Nanopore has a low cost of entry and sequencing, enabling fast turnaround times, but nanopore sequencing has difficulty fully characterizing long homopolymeric regions and introduces insertion/deletion errors. In contrast to Nanopore sequencing, PacBio sequencing can also generate HiFi reads with high accuracy (>99%), but at the expense of read length and throughput, resulting in higher sequencing costs for metagenomic projects. These hinder the accuracy of long-read data. Three commonly used long-read specific assemblers including Flye, Raven, and Redbean can improve the completeness and accuracy of building metagenomic assemblies.

  • Flye is a long-read metagenomic assembler that builds repeat maps to assemble and modify contigs. Assembly maps were then constructed using these contigs with A-Bruijn. While Flye can build more accurate metagenomic assemblies than Raven or Redbean, it also requires more time and memory.
  • Raven is a fast assembler that uses an Overlay Layout Consistency (OLC) method to build assembly graphs from raw reads.
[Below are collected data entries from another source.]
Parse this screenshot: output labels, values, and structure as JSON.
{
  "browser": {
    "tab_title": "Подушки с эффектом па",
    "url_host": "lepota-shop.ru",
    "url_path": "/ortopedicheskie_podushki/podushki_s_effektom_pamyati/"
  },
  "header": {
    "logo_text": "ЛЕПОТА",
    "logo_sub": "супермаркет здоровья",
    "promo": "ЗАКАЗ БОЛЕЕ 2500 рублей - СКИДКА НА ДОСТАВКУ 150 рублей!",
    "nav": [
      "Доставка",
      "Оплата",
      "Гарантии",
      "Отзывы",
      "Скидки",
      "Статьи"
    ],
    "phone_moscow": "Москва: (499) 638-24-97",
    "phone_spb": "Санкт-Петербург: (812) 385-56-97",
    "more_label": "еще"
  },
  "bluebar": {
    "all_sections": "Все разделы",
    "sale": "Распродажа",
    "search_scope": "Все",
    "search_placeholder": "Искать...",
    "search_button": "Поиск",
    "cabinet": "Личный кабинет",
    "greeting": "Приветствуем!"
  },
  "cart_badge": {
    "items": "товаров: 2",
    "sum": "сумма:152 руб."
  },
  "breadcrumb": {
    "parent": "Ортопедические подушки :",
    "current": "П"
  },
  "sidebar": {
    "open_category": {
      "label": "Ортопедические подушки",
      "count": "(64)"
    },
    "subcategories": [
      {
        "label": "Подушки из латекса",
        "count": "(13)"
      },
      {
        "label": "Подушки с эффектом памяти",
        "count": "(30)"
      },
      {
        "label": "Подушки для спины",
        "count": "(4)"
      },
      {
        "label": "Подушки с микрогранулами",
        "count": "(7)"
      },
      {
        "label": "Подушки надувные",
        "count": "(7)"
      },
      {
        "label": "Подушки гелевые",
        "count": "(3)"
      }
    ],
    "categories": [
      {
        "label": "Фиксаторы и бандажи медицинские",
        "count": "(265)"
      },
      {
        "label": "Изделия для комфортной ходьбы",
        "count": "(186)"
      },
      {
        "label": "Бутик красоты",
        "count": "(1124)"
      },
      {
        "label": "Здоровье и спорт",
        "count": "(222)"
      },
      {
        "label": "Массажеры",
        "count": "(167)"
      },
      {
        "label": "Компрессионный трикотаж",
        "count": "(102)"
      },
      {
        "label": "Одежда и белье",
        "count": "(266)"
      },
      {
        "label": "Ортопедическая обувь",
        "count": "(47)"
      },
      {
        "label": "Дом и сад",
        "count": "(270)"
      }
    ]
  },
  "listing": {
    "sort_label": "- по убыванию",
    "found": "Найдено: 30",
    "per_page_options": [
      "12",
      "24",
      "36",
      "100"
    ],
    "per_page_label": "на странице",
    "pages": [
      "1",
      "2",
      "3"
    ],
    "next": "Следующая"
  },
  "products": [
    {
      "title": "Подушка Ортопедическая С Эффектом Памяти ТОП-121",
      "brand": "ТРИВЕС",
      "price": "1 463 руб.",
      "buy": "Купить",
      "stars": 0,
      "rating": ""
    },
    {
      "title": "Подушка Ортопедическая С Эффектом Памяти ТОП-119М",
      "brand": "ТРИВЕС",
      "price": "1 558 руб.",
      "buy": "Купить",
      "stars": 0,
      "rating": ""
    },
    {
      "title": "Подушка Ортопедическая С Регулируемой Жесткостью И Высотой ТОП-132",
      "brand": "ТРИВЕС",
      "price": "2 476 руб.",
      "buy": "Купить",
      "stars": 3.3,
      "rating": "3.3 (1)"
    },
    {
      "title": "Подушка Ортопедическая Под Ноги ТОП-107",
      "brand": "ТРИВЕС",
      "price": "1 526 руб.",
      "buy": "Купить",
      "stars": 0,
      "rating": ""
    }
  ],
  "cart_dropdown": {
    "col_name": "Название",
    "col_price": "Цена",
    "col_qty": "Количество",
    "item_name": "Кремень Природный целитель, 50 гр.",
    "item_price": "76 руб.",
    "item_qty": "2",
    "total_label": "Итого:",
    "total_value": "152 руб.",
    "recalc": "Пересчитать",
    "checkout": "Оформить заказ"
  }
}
For some individual assemblies, Raven can have comparable accuracy to Flye after assembly polishing, but less accurate for metagenomic assemblies.
  • Redbean is another fast assembler that follows the OLC concept, using fuzzy de Bruijn graphs to build assemblies from raw reads. Redbean uses more memory than Raven but builds assemblies with less precision.

References

  1. Chen, Liang, et al. “Short-and long-read metagenomics expand individualized structural variations in gut microbiomes.” Nature Communications. 13.1 (2022): 3175.
  2. Cuscó, Anna, et al. “Long-read metagenomics retrieves complete single-contig bacterial genomes from canine feces.” BMC genomics. 22.1 (2021): 330.